Cells contain a striking diversity of RNA types, many of which have been implicated in the pathogenesis of neuromuscular disease. Unlike most RNAs, circular RNAs (circRNAs) are single-stranded, covalently closed loops. CircRNAs arise via one of three mechanisms: (a) direct ligation of 5′ and 3′ ends of linear RNAs, (b) as intermediates in RNA processing reactions, or (c) via “back splicing,” when a downstream 5′ splice site (donor) is joined to an upstream 3′ splice site (acceptor). A variety of biologic roles for circRNAs have been identified.

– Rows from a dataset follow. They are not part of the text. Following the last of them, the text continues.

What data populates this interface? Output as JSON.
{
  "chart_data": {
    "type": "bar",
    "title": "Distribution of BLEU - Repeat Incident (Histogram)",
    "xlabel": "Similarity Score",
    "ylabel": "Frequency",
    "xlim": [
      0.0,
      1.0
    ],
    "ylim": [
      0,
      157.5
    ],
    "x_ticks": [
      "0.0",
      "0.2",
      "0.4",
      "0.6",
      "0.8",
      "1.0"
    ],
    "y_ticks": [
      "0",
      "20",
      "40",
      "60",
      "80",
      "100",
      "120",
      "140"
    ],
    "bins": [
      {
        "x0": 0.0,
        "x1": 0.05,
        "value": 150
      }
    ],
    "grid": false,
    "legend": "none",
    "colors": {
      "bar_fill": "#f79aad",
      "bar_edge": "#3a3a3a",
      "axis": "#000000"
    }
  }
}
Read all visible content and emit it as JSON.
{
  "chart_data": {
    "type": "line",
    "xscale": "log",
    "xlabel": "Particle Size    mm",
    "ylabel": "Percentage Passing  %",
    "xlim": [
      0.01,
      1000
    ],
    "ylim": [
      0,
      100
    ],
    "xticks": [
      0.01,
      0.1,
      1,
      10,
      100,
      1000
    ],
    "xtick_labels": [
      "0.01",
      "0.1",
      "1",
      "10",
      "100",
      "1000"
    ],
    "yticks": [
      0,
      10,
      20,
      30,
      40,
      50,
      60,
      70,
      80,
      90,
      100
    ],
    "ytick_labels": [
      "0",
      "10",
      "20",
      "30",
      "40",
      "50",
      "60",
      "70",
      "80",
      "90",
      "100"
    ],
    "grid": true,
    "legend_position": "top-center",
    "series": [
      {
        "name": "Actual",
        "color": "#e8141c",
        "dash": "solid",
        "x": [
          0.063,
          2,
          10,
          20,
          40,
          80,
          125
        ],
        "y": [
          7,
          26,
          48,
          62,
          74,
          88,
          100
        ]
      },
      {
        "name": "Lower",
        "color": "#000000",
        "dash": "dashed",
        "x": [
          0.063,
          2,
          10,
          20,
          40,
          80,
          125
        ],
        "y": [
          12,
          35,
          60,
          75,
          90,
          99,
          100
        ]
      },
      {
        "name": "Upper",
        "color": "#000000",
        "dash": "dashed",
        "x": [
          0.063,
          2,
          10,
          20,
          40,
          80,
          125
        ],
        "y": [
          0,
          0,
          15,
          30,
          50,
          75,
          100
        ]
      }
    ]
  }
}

Presence of circRNA in DM1 Skeletal Muscle

While aberrant RNA splicing represents a central disease mechanism in DM1, virtually nothing is known regarding the potential for dysregulation of circRNAs. Dr. Fabio Martelli (IRCCS Policlinico San Donato) and colleagues have recently published an analysis of dysregulation of circRNAs in DM1 patient skeletal muscle biopsies (Voellenkle et al., 2019). The authors show that specific myogenesis-associated circRNAs are altered in DM1 biopsies and in DM1 patient myogenic cell cultures.

The research team identified specific circRNAs through review of 30 published DM1 RNAseq databases—relative abundance of a circRNA to its linear counterpart was used as an initial filter, followed by comparison to a list of circRNAs that were previously identified in human or murine myoblasts. Thus, the analysis was not comprehensive, but geared toward identification of transcripts most likely to be dysregulated in skeletal muscle tissue. Candidate circRNAs meeting the investigators’ criteria then were validated using qPCR of skeletal muscles from DM1 subjects and age-/sex-matched controls. Primer specificity was confirmed and the possibility that results were due to a general increase in transcription in DM1 was excluded, and results were confirmed in independent muscle biopsies.

Taken together, four circRNAs—circCDYL, circHIPK3, circRTN4_03, and circZNF609—exhibited significantly increased circular-to-linear RNA ratio in DM1 muscles versus controls. The research team subsequently used receiver operating characteristic curve analysis and confirmed that a transcript’s circular-to-linear ratio could discriminate between DM1 and healthy controls. Finally, the increase in circular fraction for the four circRNAs correlated with a variety of clinical and molecular characteristics of study subjects. Circular fraction ratios correlated with both skeletal muscle strength and splicing biomarkers of disease severity.  Moreover, circular fraction was higher in the more severely affected DM1 patients. Induction of two of the dysregulated circRNAs (circCDYL and circRTN4) was also detected in plasma. Finally, analyses of DM1 myogenic cell lines identified a pattern of circRNA dysregulation that was, in part, similar to data obtained in patient muscle biopsies.

Potential Utility of Dysregulated circRNAs in DM1

The research team self-identified caveats and described these findings as pilot data. Any putative contributing role that dysregulated circRNAs may have in the pathogenesis of DM1 is currently unknown. Yet the discovery of specific, dysregulated circRNAs in DM1 skeletal muscle, if confirmed, may offer advantages for drug development efforts—circRNAs are exceptionally stable in that they are resistant to exonuclease degradation and their dysregulation was detectable in plasma and myogenic cell lines from DM1 patients. These traits make them amenable to use as pharmacodynamic biomarkers for clinical studies and trials in DM1.

Reference:

Dysregulation of Circular RNAs in Myotonic Dystrophy Type 1.
Voellenkle C, Perfetti A, Carrara M, Fuschi P, Renna LV, Longo M, Sain SB, Cardani R, Valaperta R, Silvestri G, Legnini I, Bozzoni I, Furling D, Gaetano C, Falcone G, Meola G, Martelli F.
Int J Mol Sci. 2019 Apr 19;20(8). pii: E1938. doi: 10.3390/ijms20081938.